The behavior of these obscure pages with their difficult-to-decipher names offers a case study of organized misinformation in one of its cheapest forms. Combined, these pages distribute dozens of videos a day — many plucked from YouTube and paired with sensational headlines — that aim to funnel viewers into larger Facebook groups that could be sold to buyers seeking large social media audiences. The pages appear to be part of a larger network and managed by a single, anonymous account. Their campaigns spread fast, outpacing fact-checks and creating confusion.
“It’s a parasitic network that’s trying to monetize the invasion of another country,” said Emerson Brooking, a resident senior fellow at the Digital Forensic Research Lab of the Atlantic Council.
After fact-checking videos from both pages multiple times, PolitiFact wanted to learn more about the origins of the pages, their prolific posting patterns, and what their endgames might be.
PolitiFact reached out to both Facebook pages and did not receive a response.
Strategies of wartime misinformation
Fios Vinks and Fiosl Liesi were created two days apart in late March 2022, almost a month after the Russian invasion of Ukraine began. The accounts share several videos a day, each posting around 50 videos per week.
There is no original content. Instead, the pages lift videos from several YouTube channels — never linking to the original videos.
Copying content from other platforms “is a big way that coordinated disinformation campaigns are able to produce a lot of content without having to produce it themselves,” said Jo Lukito, assistant professor at the University of Texas at Austin’s School of Journalism and Media.
The format of their video posts is nearly always the same: a clickbait caption (“Putin is Crying!” or “BIG EXPLOSION“), a thumbnail with relevant photos (Putin, fiery backdrops, weaponry), and large, urgent text proclaiming “Breaking News.”
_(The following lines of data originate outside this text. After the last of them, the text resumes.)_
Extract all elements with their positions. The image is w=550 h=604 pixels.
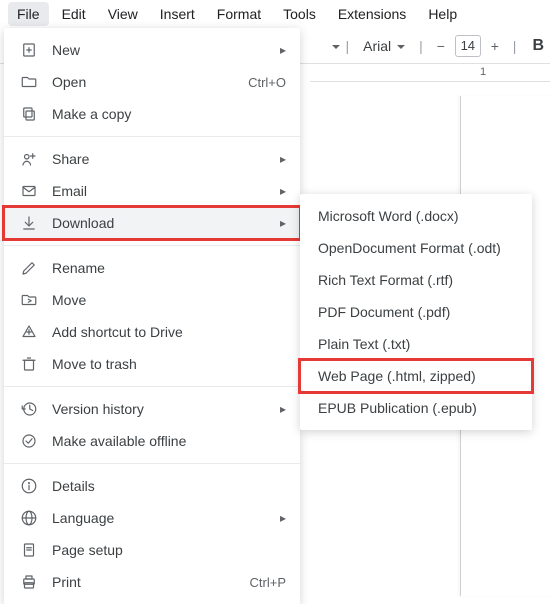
download-odt[interactable]: OpenDocument Format (.odt) bbox=[300, 232, 532, 264]
menu-move-to-trash[interactable]: Move to trash bbox=[4, 348, 300, 380]
email-icon bbox=[18, 182, 40, 200]
copy-icon bbox=[18, 105, 40, 123]
menu-move[interactable]: Move bbox=[4, 284, 300, 316]
menu-label: Print bbox=[52, 574, 250, 590]
menu-label: Language bbox=[52, 510, 280, 526]
menu-shortcut: Ctrl+P bbox=[250, 575, 286, 590]
download-html-zipped[interactable]: Web Page (.html, zipped) bbox=[300, 360, 532, 392]
menu-divider bbox=[4, 245, 300, 246]
download-epub[interactable]: EPUB Publication (.epub) bbox=[300, 392, 532, 424]
download-submenu-panel: Microsoft Word (.docx) OpenDocument Form… bbox=[300, 194, 532, 430]
download-txt[interactable]: Plain Text (.txt) bbox=[300, 328, 532, 360]
font-size-value[interactable]: 14 bbox=[455, 35, 481, 57]
menu-help[interactable]: Help bbox=[419, 2, 466, 26]
menu-format[interactable]: Format bbox=[208, 2, 270, 26]
ruler: 1 bbox=[310, 64, 550, 82]
menu-open[interactable]: Open Ctrl+O bbox=[4, 66, 300, 98]
bold-button[interactable]: B bbox=[532, 37, 544, 55]
menu-new[interactable]: New ▸ bbox=[4, 34, 300, 66]
menu-share[interactable]: Share ▸ bbox=[4, 143, 300, 175]
menu-divider bbox=[4, 463, 300, 464]
menu-label: Move bbox=[52, 292, 286, 308]
folder-move-icon bbox=[18, 291, 40, 309]
menu-edit[interactable]: Edit bbox=[53, 2, 95, 26]
menu-divider bbox=[4, 386, 300, 387]
menu-details[interactable]: Details bbox=[4, 470, 300, 502]
trash-icon bbox=[18, 355, 40, 373]
chevron-right-icon: ▸ bbox=[280, 402, 286, 416]
menu-print[interactable]: Print Ctrl+P bbox=[4, 566, 300, 598]
menubar: File Edit View Insert Format Tools Exten… bbox=[0, 0, 550, 28]
ruler-mark: 1 bbox=[480, 66, 486, 78]
folder-open-icon bbox=[18, 73, 40, 91]
menu-tools[interactable]: Tools bbox=[274, 2, 325, 26]
file-menu-panel: New ▸ Open Ctrl+O Make a copy Share ▸ Em… bbox=[4, 28, 300, 604]
menu-label: Download bbox=[52, 215, 280, 231]
toolbar-separator: | bbox=[419, 38, 423, 54]
font-size-decrease[interactable]: − bbox=[431, 35, 451, 57]
menu-add-shortcut[interactable]: Add shortcut to Drive bbox=[4, 316, 300, 348]
menu-label: Plain Text (.txt) bbox=[318, 336, 514, 352]
menu-label: Page setup bbox=[52, 542, 286, 558]
menu-version-history[interactable]: Version history ▸ bbox=[4, 393, 300, 425]
menu-download[interactable]: Download ▸ bbox=[4, 207, 300, 239]
menu-label: OpenDocument Format (.odt) bbox=[318, 240, 514, 256]
menu-label: Microsoft Word (.docx) bbox=[318, 208, 514, 224]
menu-insert[interactable]: Insert bbox=[151, 2, 204, 26]
font-size-stepper: − 14 + bbox=[431, 35, 505, 57]
toolbar-style-dropdown[interactable] bbox=[326, 38, 338, 54]
menu-extensions[interactable]: Extensions bbox=[329, 2, 415, 26]
pencil-icon bbox=[18, 259, 40, 277]
menu-label: Rich Text Format (.rtf) bbox=[318, 272, 514, 288]
info-icon bbox=[18, 477, 40, 495]
print-icon bbox=[18, 573, 40, 591]
font-size-increase[interactable]: + bbox=[485, 35, 505, 57]
menu-divider bbox=[4, 136, 300, 137]
chevron-right-icon: ▸ bbox=[280, 152, 286, 166]
chevron-right-icon: ▸ bbox=[280, 511, 286, 525]
menu-make-available-offline[interactable]: Make available offline bbox=[4, 425, 300, 457]
menu-label: Details bbox=[52, 478, 286, 494]
menu-label: Make a copy bbox=[52, 106, 286, 122]
toolbar-separator: | bbox=[346, 38, 350, 54]
menu-make-a-copy[interactable]: Make a copy bbox=[4, 98, 300, 130]
chevron-right-icon: ▸ bbox=[280, 216, 286, 230]
new-file-icon bbox=[18, 41, 40, 59]
download-rtf[interactable]: Rich Text Format (.rtf) bbox=[300, 264, 532, 296]
menu-label: Move to trash bbox=[52, 356, 286, 372]
download-pdf[interactable]: PDF Document (.pdf) bbox=[300, 296, 532, 328]
drive-shortcut-icon bbox=[18, 323, 40, 341]
menu-language[interactable]: Language ▸ bbox=[4, 502, 300, 534]
share-icon bbox=[18, 150, 40, 168]
menu-page-setup[interactable]: Page setup bbox=[4, 534, 300, 566]
chevron-right-icon: ▸ bbox=[280, 43, 286, 57]
menu-label: Make available offline bbox=[52, 433, 286, 449]
menu-label: Version history bbox=[52, 401, 280, 417]
download-docx[interactable]: Microsoft Word (.docx) bbox=[300, 200, 532, 232]
font-family-dropdown[interactable]: Arial bbox=[363, 38, 405, 54]
menu-label: New bbox=[52, 42, 280, 58]
menu-label: PDF Document (.pdf) bbox=[318, 304, 514, 320]
menu-file[interactable]: File bbox=[8, 2, 49, 26]
menu-label: Rename bbox=[52, 260, 286, 276]
toolbar-separator: | bbox=[513, 38, 517, 54]
menu-label: Share bbox=[52, 151, 280, 167]
menu-rename[interactable]: Rename bbox=[4, 252, 300, 284]
offline-icon bbox=[18, 432, 40, 450]
menu-email[interactable]: Email ▸ bbox=[4, 175, 300, 207]
menu-view[interactable]: View bbox=[99, 2, 147, 26]
history-icon bbox=[18, 400, 40, 418]
page-setup-icon bbox=[18, 541, 40, 559]
menu-label: Open bbox=[52, 74, 248, 90]
download-icon bbox=[18, 214, 40, 232]
menu-label: Add shortcut to Drive bbox=[52, 324, 286, 340]
menu-label: Email bbox=[52, 183, 280, 199]
menu-label: EPUB Publication (.epub) bbox=[318, 400, 514, 416]
menu-label: Web Page (.html, zipped) bbox=[318, 368, 514, 384]
globe-icon bbox=[18, 509, 40, 527]
menu-shortcut: Ctrl+O bbox=[248, 75, 286, 90]
chevron-right-icon: ▸ bbox=[280, 184, 286, 198]
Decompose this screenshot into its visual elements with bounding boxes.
Viewers are shown eight to 12 minutes of often unrelated footage through monotone, robotic narration. The clicks come anyway; Fios Vinks’ highest-viewed video in one week garnered 227,000 views. Fiosl Liesi’s June 23 post video titled “GIANT EXPLOSION IN RUSSIA! PUTIN Panicked!” has more than 1.2 million — even though there was no missile attack on a Russian gas station, as described in the video.
Sometimes, the headlines are loaded with specifics that give off a whiff of credibility. Without knowledge of artillery and eastern Ukraine, it would be hard to verify a recent headline that claimed the Ukraine army intercepted a “TOS-1A rocket launcher” and “destroyed Russia T-72B tank near Derhachi.”
The videos also manufacture a sense of urgency. Videos on both pages claim to cover events that happened 10, 15 and “20 minutes ago!” Identical videos posted several days apart repeatedly claim the same event just happened.
Other videos miscaption historic events. A video of a 2018 mall fire was used to claim that Moscow was a “sea of fire” after a missile attack, which we rated Pants on Fire. Another took a 2020 incident when Russian bombers approached Alaskan airspace and claimed it happened “12 minutes ago!”
“That sort of imminency does make people click,” said Brooking of the Atlantic Council. “There aren’t that many situations in which you can repeatedly get away with it, but you certainly can in the context of war.”